Photo/Illutration Pedestrians flood the Nakamise shopping street in Asakusa in Tokyo on Oct. 3, the first weekend since Tokyo was allowed to join the government’s "Go To Travel" subsidy program to promote tourism battered by the new coronavirus pandemic. (Takuya Isayama)

With foreign tourists shut out from Japan due to the coronavirus pandemic, about 15 percent of overall domestic travel revenue will be lost between February and December, according to a research institute estimate.

The forecast by Resona Research Institute also showed that Tokyo, Osaka and three other prefectures will be hardest hit among Japan’s 47 prefectures, representing 60 percent of the projected losses in consumption from the absence of inbound tourists.

The estimate, which was compiled by Hideyuki Araki, a senior researcher at the institute, is based on the assumption that spending among foreign travelers in 2020 remained at the same level as last year.

Araki made the projection based on trends in accommodations and spending, which is released by the government’s Japan Tourism Agency.

His report showed that a plunge in revenues associated with overseas tourists will have totaled 4,068.2 billion yen ($38,744 million) nationwide in 2020, about 15 percent of a total of 27.9 trillion yen spent on travel in Japan in 2019.

By breakdown, sale of goods was the largest of the lost revenues, at 1,442.3 billion yen, followed by accommodations, at 1,181.6 billion yen.

That suggests that department stores and drug stores have been battered more than developers of hotels by the halting of foreign arrivals due to the COVID-19 crisis.

By prefecture, the impact has been felt more strongly by urban centers. Tokyo, Osaka, Chiba, Kyoto and Hokkaido were the five hardest-hit prefectures, accounting for 60 percent of the country’s lost revenues.

When another five prefectures in descending order--Aichi, Nara, Kanagawa, Okinawa and Fukuoka --were added, the top 10 prefectures will represent nearly 80 percent of the total.

All these prefectures are home to international airports or host popular tourist destinations, such as World Heritage sites and amusement parks.

Araki’s research also found that the value of lost income is larger in the Kanto region, including Tokyo, at 1,506.4 billion yen, while the figure for the Kansai region, Osaka included, was estimated at 1,219 billion yen.

Given the size of the local economy of each, however, the Kansai region has been dealt a more serious blow than the Kanto region as the worth in the former accounts for 1.5 percent, compared with 0.7 percent in the latter.

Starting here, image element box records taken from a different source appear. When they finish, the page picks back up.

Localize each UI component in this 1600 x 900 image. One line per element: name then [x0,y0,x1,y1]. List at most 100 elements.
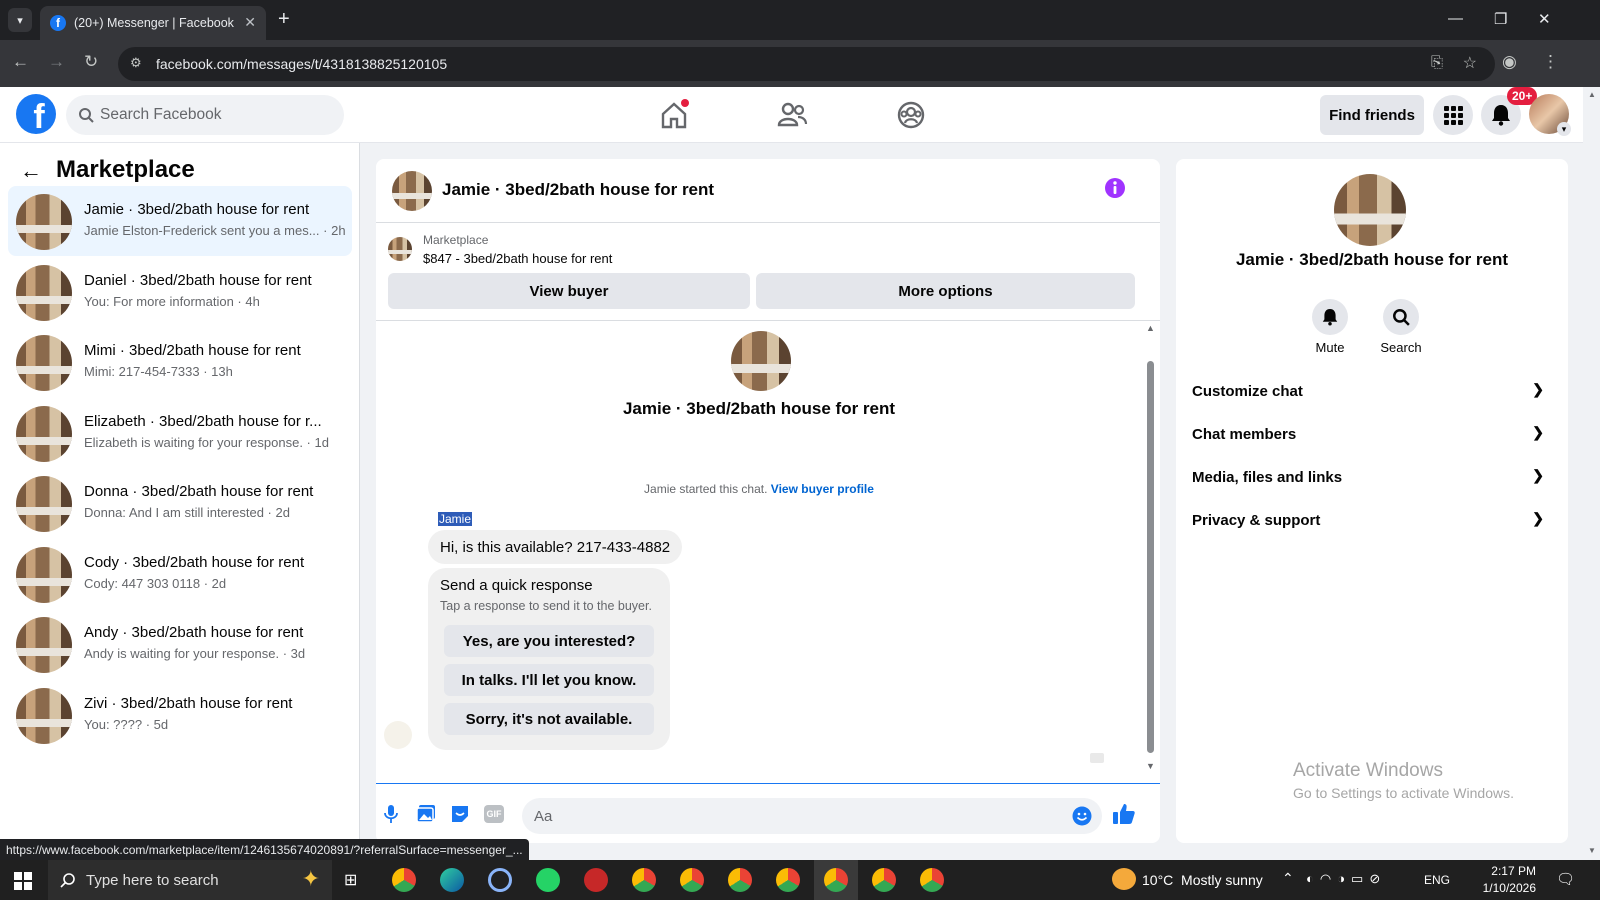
conversation-item[interactable]: Elizabeth · 3bed/2bath house for r... Eli… [8,398,352,468]
quick-reply-not-available[interactable]: Sorry, it's not available. [444,703,654,735]
copilot-app-icon[interactable] [488,868,512,892]
chrome-profile-app-icon[interactable] [728,868,752,892]
quick-response-card: Send a quick response Tap a response to … [428,568,670,750]
browser-tab-strip: ▾ f (20+) Messenger | Facebook ✕ + — ❐ ✕ [0,0,1600,40]
quick-reply-yes[interactable]: Yes, are you interested? [444,625,654,657]
search-conversation-button[interactable] [1383,299,1419,335]
conversation-snippet: You: For more information · 4h [84,293,260,309]
address-bar[interactable]: ⚙ facebook.com/messages/t/43181388251201… [118,47,1495,81]
conversation-item[interactable]: Cody · 3bed/2bath house for rent Cody: 44… [8,539,352,609]
find-friends-button[interactable]: Find friends [1320,95,1424,135]
info-icon[interactable] [1104,177,1126,199]
menu-grid-button[interactable] [1433,95,1473,135]
privacy-support-section[interactable]: Privacy & support ❯ [1192,500,1552,540]
taskbar-search-box[interactable]: Type here to search ✦ [48,860,332,900]
chat-header-title[interactable]: Jamie · 3bed/2bath house for rent [442,180,714,200]
bell-icon [1492,105,1510,126]
clock-time[interactable]: 2:17 PM [1462,864,1536,878]
reload-icon[interactable]: ↻ [84,52,98,72]
chrome-profile-app-icon-active[interactable] [824,868,848,892]
message-composer: GIF Aa [376,783,1160,843]
edge-app-icon[interactable] [440,868,464,892]
close-window-button[interactable]: ✕ [1538,10,1551,28]
tray-icons[interactable]: ◐◠◑▭⊘ [1306,871,1386,887]
install-app-icon[interactable]: ⎘ [1431,54,1443,71]
message-input[interactable]: Aa [522,798,1102,834]
message-bubble[interactable]: Hi, is this available? 217-433-4882 [428,530,683,564]
intro-name: Jamie · 3bed/2bath house for rent [622,399,896,418]
photo-icon[interactable] [416,804,436,824]
restore-window-button[interactable]: ❐ [1494,10,1507,28]
bookmark-star-icon[interactable]: ☆ [1463,53,1477,73]
conversation-snippet: You: ???? · 5d [84,716,169,732]
emoji-icon[interactable] [1072,806,1092,826]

One example highlighting the hit is a series of closures of drug stores that had opened catering to foreign visitors in Osaka’s Minami district.

“The Kansai region, which is closer to other Asian countries, has become more dependent on inbound tourists after budget carriers began providing service there,” Araki said. “As a result, their absence has been amplified in terms of the economic impact.”

The number of overseas tourists to Japan surged after visa requirements were eased and the yen was weakened under the Abe administration that was formed in late 2012.

There were 31.88 million foreign arrivals in 2019, about 3.8 times the figure for 2012.

A further surge in the number of inbound tourists was expected this year as Tokyo was scheduled to host the Summer Olympics, which were postponed to 2021. 

But the year-on-year rate in the number of foreign travelers has dropped to more than 99 percent since April after Japan closed its borders due to the pandemic.

The government began accepting on Oct. 1 up to 1,000 foreign arrivals a day, primarily mid- and long-term visitors from around the world, for medical and other professional purposes.

But as tourists are not included in the easing of travel restrictions, it is difficult to forecast when consumption by inbound tourists will significantly rebound in Japan.